Since then I've done a fair job of that. A couple times I started to see myself letting WoW consume time I should probably spend doing other things, but I never fell completely off the wagon. I was always able to adjust.
All well and good, right?
But what happens when your game time isn't just yours? What happens when you fill a big role in a guild (say, Raid Leader and Main Tank, just for totally hypothetical example *cough*)? Does that shift those lines any? Does it make a difference in your decisions?
I've been playing hockey recreationally since the fall of '04. The whole time I've played in a single league. And while teams shuffle from season to season, I've pretty much played with the same core group of guys, including one of my best friends.
While it only takes up one night a week, that's still one night a week I know I can't really be playing WoW.
The last couple years, I've been growing steadily more and more dissatisfied with my league.
For starters, I moved to be closer to work once I got hired into my company as a FTE instead of just a contractor. The move meant hockey is now a 40-minute drive, instead of a 10-minute drive.
Secondly, the league management has gone further and further downhill every year. From changing the schedule on the night of games to changing rules mid-season (and even mid-playoffs) to combining two different level leagues into one (creating situations where some teams are far outmatched by others), it's just become infuriating. And the only time they appear to give a damn about you as a player is when you're so much as a day late paying your fees.
So why am I still playing?
Familiarity, for one. Friendships, for two. And because, despite all the frustrations, once I was out on the ice I still had more fun playing than not.
But above all that, because if I switched to the league I've been considering switching to, my primary game nights would move from Mondays to Fridays. Since I'm in a Friday/Saturday raiding guild, as the RL and MT, this would cause some obvious issues.
Yes, the biggest single reason I've stayed with something that caused a certain amount of undue stress is because to change it, I'd have scheduling conflicts with WoW.
That said, this past season has been a nightmare. It's gotten to the point where I don't look forward to game night anymore.

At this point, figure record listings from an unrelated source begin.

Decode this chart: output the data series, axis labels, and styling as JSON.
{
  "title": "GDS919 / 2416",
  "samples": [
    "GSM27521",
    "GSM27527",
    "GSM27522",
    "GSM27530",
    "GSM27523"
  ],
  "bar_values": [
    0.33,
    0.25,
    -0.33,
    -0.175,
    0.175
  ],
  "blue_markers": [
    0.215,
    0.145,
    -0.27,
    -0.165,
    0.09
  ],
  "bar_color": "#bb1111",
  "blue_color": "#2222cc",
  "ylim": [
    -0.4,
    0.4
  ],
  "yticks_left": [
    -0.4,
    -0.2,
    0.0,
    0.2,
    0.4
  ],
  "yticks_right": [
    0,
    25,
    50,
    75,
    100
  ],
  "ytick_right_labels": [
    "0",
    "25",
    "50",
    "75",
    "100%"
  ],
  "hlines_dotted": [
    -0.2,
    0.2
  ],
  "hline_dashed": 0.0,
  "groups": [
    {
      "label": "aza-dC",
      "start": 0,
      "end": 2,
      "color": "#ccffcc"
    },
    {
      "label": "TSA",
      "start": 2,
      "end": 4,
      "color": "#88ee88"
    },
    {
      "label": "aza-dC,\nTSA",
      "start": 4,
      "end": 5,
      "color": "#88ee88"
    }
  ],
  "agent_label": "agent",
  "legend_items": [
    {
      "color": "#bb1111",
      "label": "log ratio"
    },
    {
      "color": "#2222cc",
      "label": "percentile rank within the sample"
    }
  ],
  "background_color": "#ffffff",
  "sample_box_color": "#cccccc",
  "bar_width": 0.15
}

I'm not having fun. And that's a problem that I can't continue to ignore. It's where I decided I had to draw the line.
About a week and a half ago I informed the other officers of my guild that I'm going to be pulling the trigger on this change. Initially just for the summer season, but if I end up enjoying the new league it'll become a much more permanent change. Tonight we're going to be having a guild meeting, much of which is going to be centered around this topic.
With the continued un-success of our 25-man runs (either getting them together or accomplishing anything when we do) and now losing a MT and RL for one of the two nights, we're pretty much throwing in the towel on 25s. This is a big shift for us as a guild, as it's the first time we're truly abandoning the idea instead of merely putting it on hold. While it might be fair to say that it's been a long time coming and probably something we should have done a while ago, there's still a voice in the back of my head telling me that I caused this upheaval. I'm responsible for the shift because I put my life ahead of that of the rest of my guild.
Although that's fair, too, isn't it?